蛋白转导使进入细胞的生物活性蛋白的直接传递。相反,如DNA转染或病毒转导的传统方法,这种非侵入性的范式允许在滴定的细胞毒性和永久性的基因改造的致癌转化的风险规避方式高效蜂窝操作。
蛋白转导技术,使哺乳动物细胞的生物活性物质的直接交付[ 复查见 1,2 ]。对于这种人可以使用所谓的细胞穿透肽(CPPS)的转位能力,也被指定为蛋白转导域(PTD的)。 TAT – CPP的由人类免疫缺陷病毒1型(HIV – 1)达(反转录激活)蛋白已被广泛应用于派生。带正电的达促进细胞的通透性,从 而克服障碍的细胞膜内吞作用和/或直接膜渗透2。结合核定位信号(NLS)的融合蛋白能够进入细胞核展示功能。我们的视频演示表明,作为细胞渗透蛋白质工程,施工,生产和应用一个细胞的DNA修饰酶Cre重组透水版本的例证。
CRE是一个特定地点的重组,能够识别和重组在哺乳动物细胞在体外和体内的34个碱基对loxP位网站。因此的Cre / loxP系统被广泛用于有条件地诱导在活细胞3,4的基因组的突变。然而,传递到细胞积极Cre重组的限制。

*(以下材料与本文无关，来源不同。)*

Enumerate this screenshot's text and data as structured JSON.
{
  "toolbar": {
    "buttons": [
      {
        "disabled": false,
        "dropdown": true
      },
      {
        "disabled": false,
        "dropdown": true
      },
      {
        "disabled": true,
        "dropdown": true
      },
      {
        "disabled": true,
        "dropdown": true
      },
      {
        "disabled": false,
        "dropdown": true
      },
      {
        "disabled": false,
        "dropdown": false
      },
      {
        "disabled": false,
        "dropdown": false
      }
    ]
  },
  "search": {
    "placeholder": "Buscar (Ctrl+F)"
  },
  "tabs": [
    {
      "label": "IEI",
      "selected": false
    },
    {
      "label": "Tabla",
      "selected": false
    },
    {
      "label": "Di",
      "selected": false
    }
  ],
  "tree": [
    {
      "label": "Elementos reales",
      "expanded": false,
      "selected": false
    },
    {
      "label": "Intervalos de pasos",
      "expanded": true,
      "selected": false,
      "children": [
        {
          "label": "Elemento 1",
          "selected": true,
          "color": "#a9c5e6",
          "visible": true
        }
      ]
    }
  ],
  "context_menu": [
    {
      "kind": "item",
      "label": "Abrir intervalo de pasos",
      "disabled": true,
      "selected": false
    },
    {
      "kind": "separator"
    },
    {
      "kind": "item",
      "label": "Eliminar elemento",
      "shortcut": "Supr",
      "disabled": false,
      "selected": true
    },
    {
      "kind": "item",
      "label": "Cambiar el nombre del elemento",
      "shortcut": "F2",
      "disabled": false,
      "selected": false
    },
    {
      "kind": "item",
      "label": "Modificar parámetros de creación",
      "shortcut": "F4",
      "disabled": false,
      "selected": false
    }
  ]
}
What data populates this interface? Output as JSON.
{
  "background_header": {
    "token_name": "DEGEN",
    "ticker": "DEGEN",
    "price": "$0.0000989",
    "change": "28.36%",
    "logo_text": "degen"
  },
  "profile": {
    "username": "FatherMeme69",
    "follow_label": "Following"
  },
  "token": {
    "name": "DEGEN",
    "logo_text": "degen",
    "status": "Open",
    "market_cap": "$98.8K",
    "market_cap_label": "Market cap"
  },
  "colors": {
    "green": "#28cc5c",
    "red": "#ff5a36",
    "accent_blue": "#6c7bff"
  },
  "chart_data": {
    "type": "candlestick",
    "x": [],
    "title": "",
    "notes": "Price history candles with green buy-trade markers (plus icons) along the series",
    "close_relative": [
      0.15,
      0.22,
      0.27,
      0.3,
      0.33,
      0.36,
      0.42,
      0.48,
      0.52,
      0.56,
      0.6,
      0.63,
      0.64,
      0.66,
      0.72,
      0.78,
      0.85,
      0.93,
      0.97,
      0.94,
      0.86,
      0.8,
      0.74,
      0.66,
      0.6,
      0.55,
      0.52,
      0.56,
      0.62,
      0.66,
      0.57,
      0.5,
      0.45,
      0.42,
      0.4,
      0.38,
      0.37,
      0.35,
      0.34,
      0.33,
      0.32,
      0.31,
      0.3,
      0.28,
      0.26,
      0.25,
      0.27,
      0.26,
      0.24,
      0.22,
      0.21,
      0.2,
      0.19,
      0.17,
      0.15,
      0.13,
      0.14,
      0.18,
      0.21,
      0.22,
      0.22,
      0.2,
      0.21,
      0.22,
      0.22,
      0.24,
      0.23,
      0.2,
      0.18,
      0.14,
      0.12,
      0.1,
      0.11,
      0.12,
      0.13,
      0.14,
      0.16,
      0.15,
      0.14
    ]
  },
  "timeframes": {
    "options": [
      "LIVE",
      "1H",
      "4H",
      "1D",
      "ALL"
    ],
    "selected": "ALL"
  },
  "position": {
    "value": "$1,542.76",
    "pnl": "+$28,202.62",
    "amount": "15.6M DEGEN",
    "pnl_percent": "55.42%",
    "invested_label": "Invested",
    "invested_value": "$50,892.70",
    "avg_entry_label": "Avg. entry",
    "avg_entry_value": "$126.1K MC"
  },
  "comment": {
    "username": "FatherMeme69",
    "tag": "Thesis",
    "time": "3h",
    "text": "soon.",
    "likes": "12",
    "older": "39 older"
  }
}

我们描述的pSESAME载体系统,它允许一个直接插入的基因利益,并提供了一个平台,可迅速克隆不同的域和向量的内标签在一个方便的和标准化的方式使用。重新安排不同的标记已被证明修改的融合提供了可能性,以达到更高的的产量和更好的溶解度蛋白的生化特性。我们演示了如何表达和纯化在大肠杆菌和重组细胞的permeant蛋白。在细胞培养的Cre重组蛋白的功能最终验证评估其细胞内的重组活动。
在Cre重组融合蛋白的纯化过程,重要的是不要忽略除了冰冷的TBS缓冲液离心前。否则Cre重组甘油缓冲区内趋于沉淀。
如果洗脱液分数似乎变得混浊由于融合蛋白额外的洗脱缓冲液的高浓度应增加,直到解决方案已被清除再次。
Cre重组融合蛋白的10微米的应用通常会导致重组效率在80%至100%。小牛血清(FCS)的ES细胞的培养基中的重要组成部分,强烈地抑制蛋白转导。因此Cre重组酶的高浓度,必须使用。在无血清的条件下工作时,可以使用较少的蛋白质(0.5 – 2微米)来实现类似的重组效率。
与手头pSESAME载体系统,可以适用于其他蛋白质,包括转录因子,如Oct4 和 Sox2基因第 7和Scl/Tal1 8的蛋白转导技术。
我们感谢奥利弗Brüstle和干细胞工程技术集团,德国波恩大学,为支持和宝贵的讨论所有成员。我们感谢萨宾申克的SDS – PAGE和持久支持整个项目的准备。妮可拉斯和安娜Magerhans提供优秀的技术支持。此外,我们想感谢安德烈亚斯酒吧和希拉梅尔滕斯影视制作。这项工作得到了来自大众汽车基金会(AZ I/77864)和德国教育与研究部(BMBF第0813号公告),01的赠款。